Take home point: Only 27% of all higher education faculty jobs are tenure or tenure-tracked positions.
The overall number of faculty and instructor slots grew from 1997 to 2007, but nearly two-thirds of that growth was in “contingent” positions — meaning those off of the tenure track. Over all, those jobs increased from two-thirds to nearly three-quarters of instructional positions.
The growth in these jobs — and the decline in tenure-track positions — was found in all sectors of higher education, but was most apparent at community colleges. However, one of the most notable shifts was at public four-year colleges and universities, where over the period studied, tenured and tenure-track faculty members went from being a slight majority to less than 40 percent of faculty members. At the end point of the AFT study, tenured and tenure-track faculty members do not make a majority of faculties in any sector.
“What was shocking to me, even though I think about this all the time, was that the percentage of tenure and tenure-track faculty has shrunk to almost a quarter,” said Barbara Bowen, president of the Professional Staff Congress, the AFT chapter at the City University of New York. “The deterioration of staffing has reached a crisis point when only a quarter are tenured or tenure-track.”

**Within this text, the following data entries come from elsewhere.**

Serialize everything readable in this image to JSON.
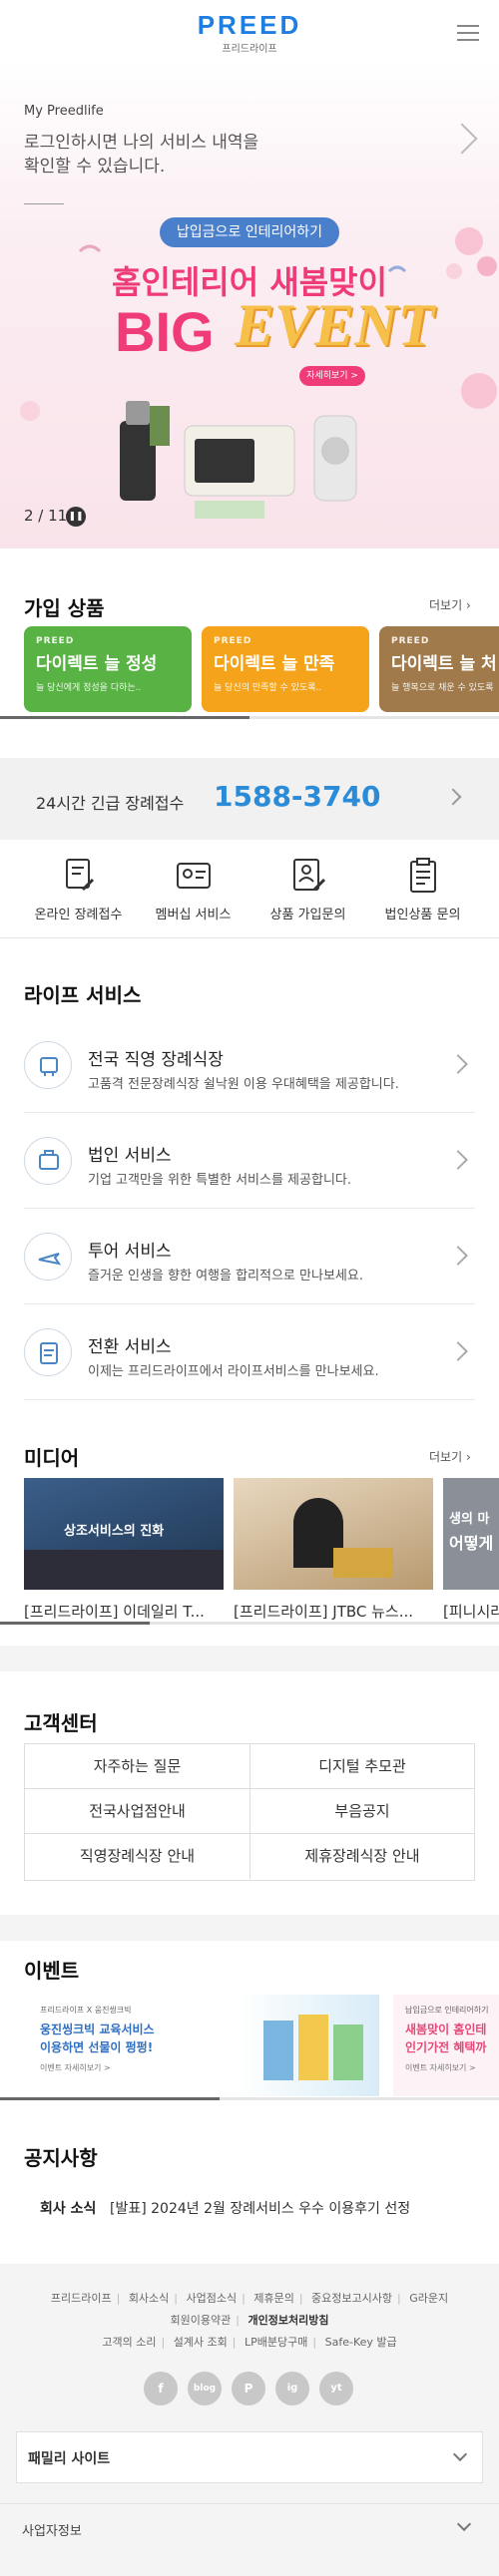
{
  "header": {
    "logo": "PREED",
    "logo_sub": "프리드라이프"
  },
  "hero": {
    "title": "My Preedlife",
    "desc_line1": "로그인하시면 나의 서비스 내역을",
    "desc_line2": "확인할 수 있습니다.",
    "banner_pill": "납입금으로 인테리어하기",
    "banner_headline": "홈인테리어 새봄맞이",
    "banner_big": "BIG",
    "banner_event": "EVENT",
    "banner_badge": "자세히보기 >",
    "counter": "2 / 11"
  },
  "products": {
    "title": "가입 상품",
    "more": "더보기",
    "cards": [
      {
        "brand": "PREED",
        "name": "다이렉트 늘 정성",
        "desc": "늘 당신에게 정성을 다하는..",
        "color": "#59b244"
      },
      {
        "brand": "PREED",
        "name": "다이렉트 늘 만족",
        "desc": "늘 당신의 만족할 수 있도록..",
        "color": "#f5a31a"
      },
      {
        "brand": "PREED",
        "name": "다이렉트 늘 처",
        "desc": "늘 행복으로 채운 수 있도록",
        "color": "#a07a4a"
      }
    ]
  },
  "emergency": {
    "label": "24시간 긴급 장례접수",
    "phone": "1588-3740"
  },
  "quickmenu": [
    {
      "label": "온라인 장례접수"
    },
    {
      "label": "멤버십 서비스"
    },
    {
      "label": "상품 가입문의"
    },
    {
      "label": "법인상품 문의"
    }
  ],
  "life": {
    "title": "라이프 서비스",
    "items": [
      {
        "title": "전국 직영 장례식장",
        "desc": "고품격 전문장례식장 쉴낙원 이용 우대혜택을 제공합니다."
      },
      {
        "title": "법인 서비스",
        "desc": "기업 고객만을 위한 특별한 서비스를 제공합니다."
      },
      {
        "title": "투어 서비스",
        "desc": "즐거운 인생을 향한 여행을 합리적으로 만나보세요."
      },
      {
        "title": "전환 서비스",
        "desc": "이제는 프리드라이프에서 라이프서비스를 만나보세요."
      }
    ]
  },
  "media": {
    "title": "미디어",
    "more": "더보기",
    "img1_text": "상조서비스의 진화",
    "img3_text": "생의 마",
    "img3_text2": "어떻게",
    "captions": [
      "[프리드라이프] 이데일리 T...",
      "[프리드라이프] JTBC 뉴스...",
      "[피니시라"
    ]
  },
  "customer": {
    "title": "고객센터",
    "cells": [
      "자주하는 질문",
      "디지털 추모관",
      "전국사업점안내",
      "부음공지",
      "직영장례식장 안내",
      "제휴장례식장 안내"
    ]
  },
  "events": {
    "title": "이벤트",
    "e1_small": "프리드라이프 X 웅진씽크빅",
    "e1_line1": "웅진씽크빅 교육서비스",
    "e1_line2": "이용하면 선물이 펑펑!",
    "e1_link": "이벤트 자세히보기 >",
    "e2_small": "납입금으로 인테리어하기",
    "e2_line1": "새봄맞이 홈인테",
    "e2_line2": "인기가전 혜택까",
    "e2_link": "이벤트 자세히보기 >"
  },
  "notice": {
    "title": "공지사항",
    "category": "회사 소식",
    "text": "[발표] 2024년 2월 장례서비스 우수 이용후기 선정"
  },
  "footer": {
    "row1": [
      "프리드라이프",
      "회사소식",
      "사업점소식",
      "제휴문의",
      "중요정보고시사항",
      "G라운지"
    ],
    "row2": [
      "회원이용약관",
      "개인정보처리방침"
    ],
    "row3": [
      "고객의 소리",
      "설계사 조회",
      "LP배분당구매",
      "Safe-Key 발급"
    ],
    "sns": [
      "f",
      "blog",
      "P",
      "ig",
      "yt"
    ],
    "family_site": "패밀리 사이트",
    "biz_info": "사업자정보"
  }
}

Not to continue my embittered rants, but the jobs you may have been promised going into grad school simply may not exist by the time you finish. Moreover, we as a profession need to reconsider how we treat the vast majority of practicing professionals not in the cushy TT jobs, and appreciate more ‘non-traditional’ career paths. To marginalize someone because they spend time slumming with the rest of the non-tenure track crowd does a disservice to your future student will will end up there through no fault of their own.